Hem dünyanın hem Türkiye'nin içinde bulunduğu,hemde karı koca Kutlu'ların kişiliklerinden dolayı hayat oldukca zor geçecek ama yinede okumayı,toplumsal kimliklerini,yaşam hakkındaki kendi özgün görüşlerini bırakmayacaklar;yaşam ne kadar zor olursa olsun bir omuzları çökse öbür omuzlarıyla çocuklarını okutacaklar,kah elektriği bile olmayan küçücük evlerde alt alta üstüste şekilde yaşayacaklar ama yılmayacaklar.

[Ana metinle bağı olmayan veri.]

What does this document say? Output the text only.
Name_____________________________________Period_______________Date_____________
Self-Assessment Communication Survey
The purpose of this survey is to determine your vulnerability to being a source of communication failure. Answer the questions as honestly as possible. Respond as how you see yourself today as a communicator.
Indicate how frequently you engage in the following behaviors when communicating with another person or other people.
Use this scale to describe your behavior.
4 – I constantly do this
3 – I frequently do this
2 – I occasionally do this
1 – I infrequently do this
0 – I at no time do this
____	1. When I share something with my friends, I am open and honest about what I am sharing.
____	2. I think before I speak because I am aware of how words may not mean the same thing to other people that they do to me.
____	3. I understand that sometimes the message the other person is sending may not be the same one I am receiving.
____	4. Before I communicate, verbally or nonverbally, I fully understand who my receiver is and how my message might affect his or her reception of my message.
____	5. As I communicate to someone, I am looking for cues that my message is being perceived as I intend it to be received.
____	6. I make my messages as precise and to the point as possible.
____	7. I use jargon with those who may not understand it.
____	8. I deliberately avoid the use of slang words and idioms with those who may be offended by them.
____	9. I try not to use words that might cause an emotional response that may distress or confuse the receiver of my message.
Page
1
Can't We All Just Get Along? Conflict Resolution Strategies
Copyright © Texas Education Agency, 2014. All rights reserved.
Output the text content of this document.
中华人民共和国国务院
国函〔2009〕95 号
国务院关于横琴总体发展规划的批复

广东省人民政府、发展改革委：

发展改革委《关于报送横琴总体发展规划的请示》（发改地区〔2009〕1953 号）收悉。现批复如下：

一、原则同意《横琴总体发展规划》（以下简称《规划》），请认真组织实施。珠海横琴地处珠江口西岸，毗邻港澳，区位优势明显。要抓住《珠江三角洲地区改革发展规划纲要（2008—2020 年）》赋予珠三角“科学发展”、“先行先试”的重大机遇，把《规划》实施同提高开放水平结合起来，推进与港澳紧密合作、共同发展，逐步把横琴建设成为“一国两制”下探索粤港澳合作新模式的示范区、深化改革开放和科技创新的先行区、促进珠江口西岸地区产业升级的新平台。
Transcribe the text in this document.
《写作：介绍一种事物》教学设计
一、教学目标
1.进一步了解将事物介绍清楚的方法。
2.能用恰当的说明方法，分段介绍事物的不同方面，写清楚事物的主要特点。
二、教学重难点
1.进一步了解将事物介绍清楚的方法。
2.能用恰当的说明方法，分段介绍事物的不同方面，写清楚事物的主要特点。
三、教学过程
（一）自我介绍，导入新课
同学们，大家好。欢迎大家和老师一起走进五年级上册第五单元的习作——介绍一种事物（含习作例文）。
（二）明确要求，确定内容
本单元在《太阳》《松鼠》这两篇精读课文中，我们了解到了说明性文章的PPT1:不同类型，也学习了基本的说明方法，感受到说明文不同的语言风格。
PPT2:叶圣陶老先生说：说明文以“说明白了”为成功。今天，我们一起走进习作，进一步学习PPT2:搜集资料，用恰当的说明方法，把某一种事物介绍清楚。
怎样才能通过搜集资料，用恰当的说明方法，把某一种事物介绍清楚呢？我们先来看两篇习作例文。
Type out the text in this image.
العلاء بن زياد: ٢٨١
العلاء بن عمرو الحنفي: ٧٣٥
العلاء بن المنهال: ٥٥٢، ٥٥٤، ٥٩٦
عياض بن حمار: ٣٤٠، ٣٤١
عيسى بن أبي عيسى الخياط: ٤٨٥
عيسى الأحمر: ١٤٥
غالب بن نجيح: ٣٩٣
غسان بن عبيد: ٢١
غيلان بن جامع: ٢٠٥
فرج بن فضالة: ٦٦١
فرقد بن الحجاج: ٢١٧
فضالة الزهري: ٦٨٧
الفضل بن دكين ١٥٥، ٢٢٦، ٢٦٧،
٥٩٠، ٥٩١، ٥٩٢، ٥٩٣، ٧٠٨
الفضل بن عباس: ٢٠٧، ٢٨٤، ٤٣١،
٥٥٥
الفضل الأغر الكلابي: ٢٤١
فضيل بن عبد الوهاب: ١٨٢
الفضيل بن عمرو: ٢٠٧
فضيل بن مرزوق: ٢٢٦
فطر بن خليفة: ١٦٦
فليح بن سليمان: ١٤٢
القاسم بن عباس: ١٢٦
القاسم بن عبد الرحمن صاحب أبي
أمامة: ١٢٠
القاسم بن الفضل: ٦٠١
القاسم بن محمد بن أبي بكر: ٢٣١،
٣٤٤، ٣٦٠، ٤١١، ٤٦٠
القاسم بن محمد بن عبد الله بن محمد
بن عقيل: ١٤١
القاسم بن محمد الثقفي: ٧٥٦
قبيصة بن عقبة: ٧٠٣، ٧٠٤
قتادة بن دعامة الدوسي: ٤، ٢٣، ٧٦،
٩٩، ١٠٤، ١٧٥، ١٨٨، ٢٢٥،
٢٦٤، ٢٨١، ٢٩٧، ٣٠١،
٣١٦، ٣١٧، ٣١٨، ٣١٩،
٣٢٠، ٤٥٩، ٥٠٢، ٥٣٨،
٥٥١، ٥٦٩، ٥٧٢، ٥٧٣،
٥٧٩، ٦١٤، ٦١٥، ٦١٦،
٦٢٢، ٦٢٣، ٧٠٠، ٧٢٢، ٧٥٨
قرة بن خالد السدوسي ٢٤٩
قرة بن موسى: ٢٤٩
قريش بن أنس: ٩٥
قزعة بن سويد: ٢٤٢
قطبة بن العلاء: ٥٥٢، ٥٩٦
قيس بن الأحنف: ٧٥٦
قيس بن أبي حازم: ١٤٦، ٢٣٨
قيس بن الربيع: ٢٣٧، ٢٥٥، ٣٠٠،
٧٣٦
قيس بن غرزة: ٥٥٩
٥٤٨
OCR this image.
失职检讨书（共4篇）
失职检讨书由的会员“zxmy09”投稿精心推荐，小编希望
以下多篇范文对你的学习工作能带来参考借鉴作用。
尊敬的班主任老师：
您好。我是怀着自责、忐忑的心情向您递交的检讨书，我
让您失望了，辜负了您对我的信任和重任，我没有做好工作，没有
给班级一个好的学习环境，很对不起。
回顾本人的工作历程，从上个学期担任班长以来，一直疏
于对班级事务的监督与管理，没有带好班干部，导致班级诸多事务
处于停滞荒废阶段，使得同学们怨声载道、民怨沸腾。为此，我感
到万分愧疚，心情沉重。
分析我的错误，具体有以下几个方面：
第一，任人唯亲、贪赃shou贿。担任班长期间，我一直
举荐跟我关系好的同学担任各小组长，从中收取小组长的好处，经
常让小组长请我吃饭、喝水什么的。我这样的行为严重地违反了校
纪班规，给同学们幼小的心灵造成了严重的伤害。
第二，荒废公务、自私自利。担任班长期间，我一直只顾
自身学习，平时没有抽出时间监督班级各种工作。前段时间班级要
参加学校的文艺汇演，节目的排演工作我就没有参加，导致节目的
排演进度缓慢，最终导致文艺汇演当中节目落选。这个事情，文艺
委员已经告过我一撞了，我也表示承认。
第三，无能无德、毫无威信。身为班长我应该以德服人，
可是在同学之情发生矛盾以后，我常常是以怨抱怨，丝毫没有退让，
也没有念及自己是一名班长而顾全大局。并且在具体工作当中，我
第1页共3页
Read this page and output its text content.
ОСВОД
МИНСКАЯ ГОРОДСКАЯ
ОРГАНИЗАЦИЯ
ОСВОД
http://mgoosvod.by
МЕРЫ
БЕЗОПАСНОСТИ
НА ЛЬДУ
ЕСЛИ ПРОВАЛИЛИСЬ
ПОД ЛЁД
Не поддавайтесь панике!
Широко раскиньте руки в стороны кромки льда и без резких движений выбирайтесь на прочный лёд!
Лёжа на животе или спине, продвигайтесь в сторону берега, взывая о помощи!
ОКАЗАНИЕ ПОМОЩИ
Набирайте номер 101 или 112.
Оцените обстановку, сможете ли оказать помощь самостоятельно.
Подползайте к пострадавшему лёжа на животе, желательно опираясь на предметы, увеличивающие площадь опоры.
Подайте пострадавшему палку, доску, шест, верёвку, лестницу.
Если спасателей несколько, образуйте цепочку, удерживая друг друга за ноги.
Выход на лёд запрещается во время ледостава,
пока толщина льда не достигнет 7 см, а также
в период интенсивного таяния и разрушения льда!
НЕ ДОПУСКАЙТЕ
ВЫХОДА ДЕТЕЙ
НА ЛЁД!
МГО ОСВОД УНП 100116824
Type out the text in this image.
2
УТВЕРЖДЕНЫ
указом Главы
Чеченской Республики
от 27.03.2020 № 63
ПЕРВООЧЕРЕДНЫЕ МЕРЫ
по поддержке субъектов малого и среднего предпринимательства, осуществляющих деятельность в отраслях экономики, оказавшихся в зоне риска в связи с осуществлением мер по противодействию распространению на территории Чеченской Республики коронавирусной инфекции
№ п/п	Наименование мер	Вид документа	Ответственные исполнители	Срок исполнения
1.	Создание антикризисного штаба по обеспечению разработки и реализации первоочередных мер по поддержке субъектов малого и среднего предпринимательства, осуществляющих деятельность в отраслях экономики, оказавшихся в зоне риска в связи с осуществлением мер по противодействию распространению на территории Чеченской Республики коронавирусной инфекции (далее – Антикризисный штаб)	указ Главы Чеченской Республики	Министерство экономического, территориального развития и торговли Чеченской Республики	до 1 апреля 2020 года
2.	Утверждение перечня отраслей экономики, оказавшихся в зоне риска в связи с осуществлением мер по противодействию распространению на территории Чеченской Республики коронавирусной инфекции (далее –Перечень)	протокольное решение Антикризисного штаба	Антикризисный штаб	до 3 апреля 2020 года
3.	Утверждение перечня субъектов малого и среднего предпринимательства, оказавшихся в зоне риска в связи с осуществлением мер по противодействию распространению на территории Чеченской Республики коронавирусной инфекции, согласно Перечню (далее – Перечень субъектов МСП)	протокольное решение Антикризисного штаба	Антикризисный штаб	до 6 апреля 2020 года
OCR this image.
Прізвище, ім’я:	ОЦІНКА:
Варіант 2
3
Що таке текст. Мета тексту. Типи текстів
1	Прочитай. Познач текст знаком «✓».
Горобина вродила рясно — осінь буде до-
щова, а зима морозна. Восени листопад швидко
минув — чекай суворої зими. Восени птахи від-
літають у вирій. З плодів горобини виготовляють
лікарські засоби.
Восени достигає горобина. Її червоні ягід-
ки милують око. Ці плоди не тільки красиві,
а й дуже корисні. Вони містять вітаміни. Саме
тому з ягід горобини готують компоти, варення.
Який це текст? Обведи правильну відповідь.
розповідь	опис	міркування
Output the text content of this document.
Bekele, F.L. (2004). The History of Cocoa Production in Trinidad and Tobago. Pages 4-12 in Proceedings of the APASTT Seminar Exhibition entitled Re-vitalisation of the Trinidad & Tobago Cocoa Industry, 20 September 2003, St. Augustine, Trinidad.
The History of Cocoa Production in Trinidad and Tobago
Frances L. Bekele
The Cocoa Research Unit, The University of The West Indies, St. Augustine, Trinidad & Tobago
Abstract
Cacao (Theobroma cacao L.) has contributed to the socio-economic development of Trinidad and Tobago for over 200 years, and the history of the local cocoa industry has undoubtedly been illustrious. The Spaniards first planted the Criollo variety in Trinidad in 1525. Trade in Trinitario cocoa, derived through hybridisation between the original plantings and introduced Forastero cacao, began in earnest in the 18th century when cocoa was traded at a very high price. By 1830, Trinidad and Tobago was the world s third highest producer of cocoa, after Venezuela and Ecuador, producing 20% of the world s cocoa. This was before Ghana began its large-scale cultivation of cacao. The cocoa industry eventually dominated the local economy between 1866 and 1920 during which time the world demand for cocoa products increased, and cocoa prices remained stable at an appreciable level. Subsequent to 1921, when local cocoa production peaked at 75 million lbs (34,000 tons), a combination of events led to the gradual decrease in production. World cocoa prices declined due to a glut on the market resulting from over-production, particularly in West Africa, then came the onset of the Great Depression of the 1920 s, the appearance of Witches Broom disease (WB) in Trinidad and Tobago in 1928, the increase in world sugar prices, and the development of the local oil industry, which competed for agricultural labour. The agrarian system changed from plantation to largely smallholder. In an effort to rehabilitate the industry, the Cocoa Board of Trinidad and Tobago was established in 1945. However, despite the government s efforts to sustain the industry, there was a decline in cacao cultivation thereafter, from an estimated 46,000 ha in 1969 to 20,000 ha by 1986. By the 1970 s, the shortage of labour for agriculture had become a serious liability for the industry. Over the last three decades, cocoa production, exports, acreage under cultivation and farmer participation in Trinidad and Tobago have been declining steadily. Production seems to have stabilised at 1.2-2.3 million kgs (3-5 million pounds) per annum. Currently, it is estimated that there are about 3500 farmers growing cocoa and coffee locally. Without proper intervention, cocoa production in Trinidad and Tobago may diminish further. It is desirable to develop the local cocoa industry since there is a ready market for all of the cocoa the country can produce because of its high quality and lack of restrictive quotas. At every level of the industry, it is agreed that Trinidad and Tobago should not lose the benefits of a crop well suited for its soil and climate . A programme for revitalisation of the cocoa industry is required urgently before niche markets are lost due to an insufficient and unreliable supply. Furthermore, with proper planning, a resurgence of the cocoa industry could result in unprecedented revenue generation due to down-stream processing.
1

Kitapta anlatılan bazı yerleri,kişileri,olayları sanki daha önceden tanıyor,biliyor gibiyim çünkü iyi bir Ayla Kutlu okuyucusuyum.
Mesela bu kitapta anlattığı Sara yengesiyle birlikte gittiği;Bağdat caddesindeki ahşap köşkte yaşayan hanım,Bir göçmen kuştu o ve Emir bey'in kızları kitaplarının baş karakteri Nevnihal hanımın annesi Yeşil hanımmış.Zaten sadece yaşadıklarını anlatmıyor, romanlarında çok sık rastladığımız Hatay, Gaziantep, İskenderun coğrafyasını da başarıyla aktarıyor. Ve tabii unutulmuş, hatırlanmak istemeyen çok dramatik ayrıntıları da.
Ben çok beğenerek okudum,tavsiye ediyorum mutlaka okuyunuz.